Terrifying space weapons of the future
Here are three of the scariest …
- A strange but utterly terrifying weapon has been called the “Rods of God” and is based on the concept of creating artificial meteorites that can be guided towards the enemy.
- Telephone poles are used instead of stone poles.
- These would be made of tungsten – a rare metal that can withstand the intense heat generated when it enters the earth’s atmosphere.
- One satellite fires the rods towards the earth’s atmosphere, while the other directs them to a target on the ground.
- At a speed of 7,000 miles per hour, they hit the ground with the power of a small nuclear weapon – but what is crucial is that no radiation falls out.
- As bizarre as it sounds, a recent report from the US Congress revealed that the military had advanced kinetic space weapons.
Molten metal cannons
- This fascinating idea is being developed by the United States Agency for Advanced Defense Research Projects (DARPA).
- It’s called Magneto Hydrodynamic Explosive Munition, or MAHEM.
- This groundbreaking rail gun can fire a jet of molten metal that is ejected through space at speeds of hundreds of miles per second by the most powerful electromagnets ever built.
- The molten metal can then turn into an aerodynamic snail during flight and stab through another spaceship or satellite, and ammunition explodes inside.
- The United States is already powering the head with its spaceship, although China is busy developing one of its own.

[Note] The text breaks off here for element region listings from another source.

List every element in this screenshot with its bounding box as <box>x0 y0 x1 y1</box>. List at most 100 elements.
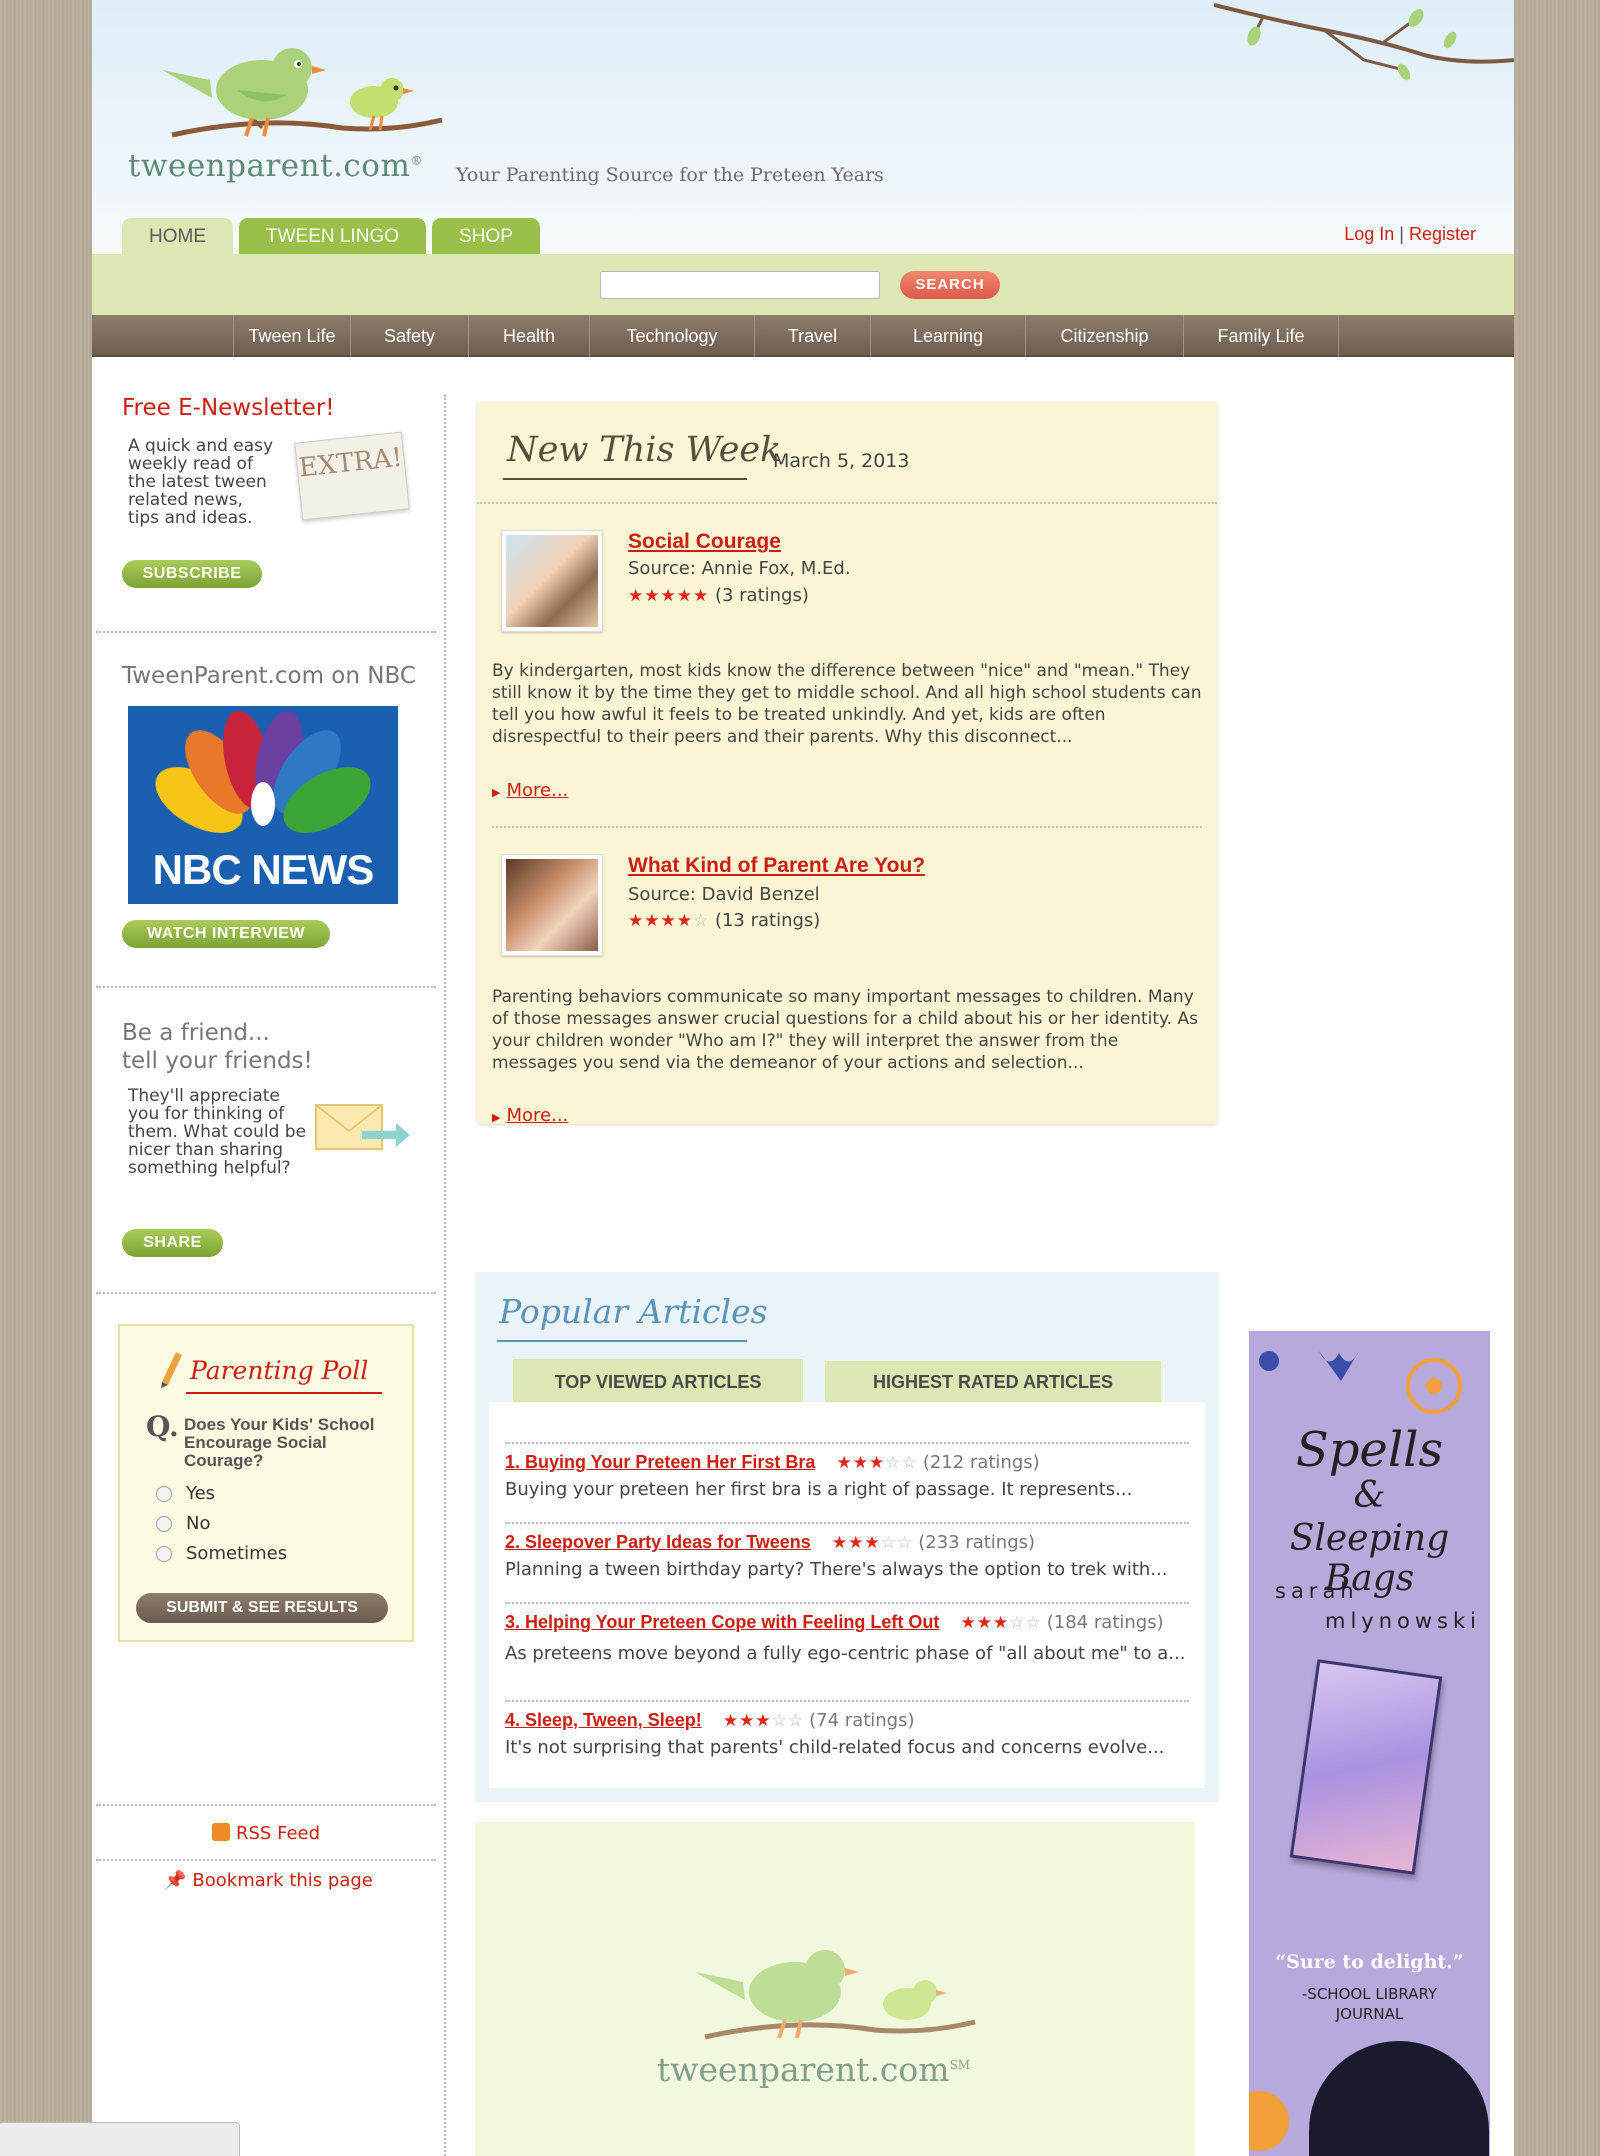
popular-article-link[interactable]: 3. Helping Your Preteen Cope with Feelin… <box>505 1612 939 1632</box>
poll-option-label: Yes <box>186 1483 216 1504</box>
site-logo-text[interactable]: tweenparent.com® <box>128 148 423 184</box>
list-item: 1. Buying Your Preteen Her First Bra ★★★… <box>505 1452 1189 1500</box>
rss-icon <box>212 1823 230 1841</box>
ad-title-line1: Spells <box>1295 1422 1444 1478</box>
nbc-news-image[interactable]: NBC NEWS <box>128 706 398 904</box>
star-rating-icon: ★★★★☆ <box>628 911 710 931</box>
column-divider <box>444 395 446 2156</box>
new-this-week-date: March 5, 2013 <box>773 450 910 472</box>
ad-quote-source-line1: -SCHOOL LIBRARY <box>1301 1985 1438 2003</box>
newsletter-text: A quick and easy weekly read of the late… <box>128 436 274 528</box>
poll-option-label: No <box>186 1513 211 1534</box>
radio-button[interactable] <box>156 1486 172 1502</box>
popular-articles-list: 1. Buying Your Preteen Her First Bra ★★★… <box>489 1402 1205 1788</box>
ad-author-line2: mlynowski <box>1325 1609 1481 1633</box>
promo-logo-text: tweenparent.comSM <box>657 2050 970 2089</box>
popular-article-excerpt: It's not surprising that parents' child-… <box>505 1737 1165 1758</box>
auth-separator: | <box>1399 224 1404 244</box>
branch-decoration-icon <box>1214 3 1514 81</box>
birds-logo-icon[interactable] <box>142 40 462 150</box>
login-link[interactable]: Log In <box>1344 224 1394 244</box>
main-tabs: HOME TWEEN LINGO SHOP <box>122 218 540 254</box>
pin-icon: 📌 <box>164 1870 187 1891</box>
article-thumbnail[interactable] <box>501 854 603 956</box>
poll-title: Parenting Poll <box>190 1356 369 1385</box>
star-rating-icon: ★★★☆☆ <box>836 1453 918 1473</box>
register-link[interactable]: Register <box>1409 224 1476 244</box>
poll-option-yes[interactable]: Yes <box>156 1483 215 1504</box>
ratings-count: (212 ratings) <box>922 1452 1040 1473</box>
article-thumbnail[interactable] <box>501 530 603 632</box>
nav-item-technology[interactable]: Technology <box>590 315 755 357</box>
list-divider <box>505 1442 1189 1444</box>
arrow-right-icon: ▶ <box>492 1111 501 1124</box>
tab-home[interactable]: HOME <box>122 218 233 254</box>
nav-item-safety[interactable]: Safety <box>351 315 469 357</box>
ratings-count: (3 ratings) <box>714 585 809 606</box>
rss-label: RSS Feed <box>236 1823 321 1844</box>
envelope-icon <box>315 1104 410 1150</box>
share-button[interactable]: SHARE <box>122 1229 223 1257</box>
nav-item-learning[interactable]: Learning <box>871 315 1026 357</box>
book-cover-image <box>1289 1659 1443 1875</box>
share-text: They'll appreciate you for thinking of t… <box>128 1086 307 1178</box>
nav-item-tween-life[interactable]: Tween Life <box>234 315 351 357</box>
subscribe-button[interactable]: SUBSCRIBE <box>122 560 262 588</box>
list-item: 2. Sleepover Party Ideas for Tweens ★★★☆… <box>505 1532 1189 1580</box>
title-underline <box>503 478 747 480</box>
poll-submit-button[interactable]: SUBMIT & SEE RESULTS <box>136 1593 388 1623</box>
tab-shop[interactable]: SHOP <box>432 218 540 254</box>
popular-article-link[interactable]: 4. Sleep, Tween, Sleep! <box>505 1710 702 1730</box>
tab-top-viewed[interactable]: TOP VIEWED ARTICLES <box>513 1359 803 1406</box>
popular-article-link[interactable]: 1. Buying Your Preteen Her First Bra <box>505 1452 815 1472</box>
article-excerpt: Parenting behaviors communicate so many … <box>492 987 1198 1073</box>
title-underline <box>497 1340 747 1342</box>
book-advertisement[interactable]: Spells & Sleeping Bags sarah mlynowski “… <box>1249 1331 1490 2156</box>
list-item: 3. Helping Your Preteen Cope with Feelin… <box>505 1612 1189 1664</box>
radio-button[interactable] <box>156 1516 172 1532</box>
star-rating-icon: ★★★★★ <box>628 586 710 606</box>
bookmark-link[interactable]: 📌 Bookmark this page <box>164 1870 373 1891</box>
article-title-link[interactable]: Social Courage <box>628 530 781 554</box>
category-nav: Tween Life Safety Health Technology Trav… <box>92 315 1514 357</box>
article-source: Source: Annie Fox, M.Ed. <box>628 558 851 579</box>
search-input[interactable] <box>600 271 880 299</box>
poll-option-sometimes[interactable]: Sometimes <box>156 1543 287 1564</box>
arrow-right-icon: ▶ <box>492 786 501 799</box>
parenting-poll: Parenting Poll Q. Does Your Kids' School… <box>118 1324 414 1642</box>
new-this-week-panel: New This Week March 5, 2013 Social Coura… <box>477 402 1217 1126</box>
tab-highest-rated[interactable]: HIGHEST RATED ARTICLES <box>825 1361 1161 1404</box>
newsletter-extra-icon: EXTRA! <box>294 431 410 521</box>
nav-item-family-life[interactable]: Family Life <box>1184 315 1339 357</box>
nav-item-travel[interactable]: Travel <box>755 315 871 357</box>
popular-article-excerpt: As preteens move beyond a fully ego-cent… <box>505 1643 1186 1664</box>
more-link[interactable]: ▶ More... <box>492 780 568 801</box>
promo-logo-label: tweenparent.com <box>657 2050 950 2089</box>
bookmark-label: Bookmark this page <box>192 1870 373 1891</box>
poll-option-no[interactable]: No <box>156 1513 210 1534</box>
list-item: 4. Sleep, Tween, Sleep! ★★★☆☆ (74 rating… <box>505 1710 1189 1758</box>
ad-author-line1: sarah <box>1275 1579 1359 1603</box>
article-title-link[interactable]: What Kind of Parent Are You? <box>628 854 925 878</box>
ratings-count: (184 ratings) <box>1046 1612 1164 1633</box>
promo-banner[interactable]: tweenparent.comSM <box>475 1822 1195 2156</box>
rss-feed-link[interactable]: RSS Feed <box>212 1823 320 1844</box>
article-rating: ★★★★☆ (13 ratings) <box>628 910 820 931</box>
nav-item-citizenship[interactable]: Citizenship <box>1026 315 1184 357</box>
search-button[interactable]: SEARCH <box>900 271 1000 299</box>
radio-button[interactable] <box>156 1546 172 1562</box>
popular-article-link[interactable]: 2. Sleepover Party Ideas for Tweens <box>505 1532 811 1552</box>
tab-tween-lingo[interactable]: TWEEN LINGO <box>239 218 427 254</box>
logo-text: tweenparent.com <box>128 148 411 184</box>
browser-status-tab <box>0 2122 240 2156</box>
poll-option-label: Sometimes <box>186 1543 288 1564</box>
watch-interview-button[interactable]: WATCH INTERVIEW <box>122 920 330 948</box>
ad-quote: “Sure to delight.” <box>1275 1951 1464 1973</box>
site-tagline: Your Parenting Source for the Preteen Ye… <box>456 164 884 186</box>
auth-links: Log In | Register <box>1344 224 1476 245</box>
more-label: More... <box>506 780 569 801</box>
nav-item-health[interactable]: Health <box>469 315 590 357</box>
more-label: More... <box>506 1105 569 1126</box>
nbc-title: TweenParent.com on NBC <box>122 663 416 689</box>
more-link[interactable]: ▶ More... <box>492 1105 568 1126</box>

- The top secret American XS-1 being developed by DARPA.
- It can reach ten times the speed of sound and shoot missiles.
- An unmanned vehicle is currently being developed at the China Aerodynamics Research and Development Center in Mianyang, Sichuan Province, also known as Base 29.
Experts fear that the ever-increasing amount of debris over our planet could lead to a terrible phenomenon known as Kessler syndrome.
Kessler Syndrome was invented by NASA scientist Donald J. Kessler and is the idea that a chain reaction of exploding space debris could create so much space debris in orbit that we would be trapped on Earth.
Rockets would not have a clear path out of our atmosphere, which means that satellite launches and manned missions into space would stall.
There is currently no way to remove debris from Earth orbit, but the European Space Agency is working on a spacecraft that can do it.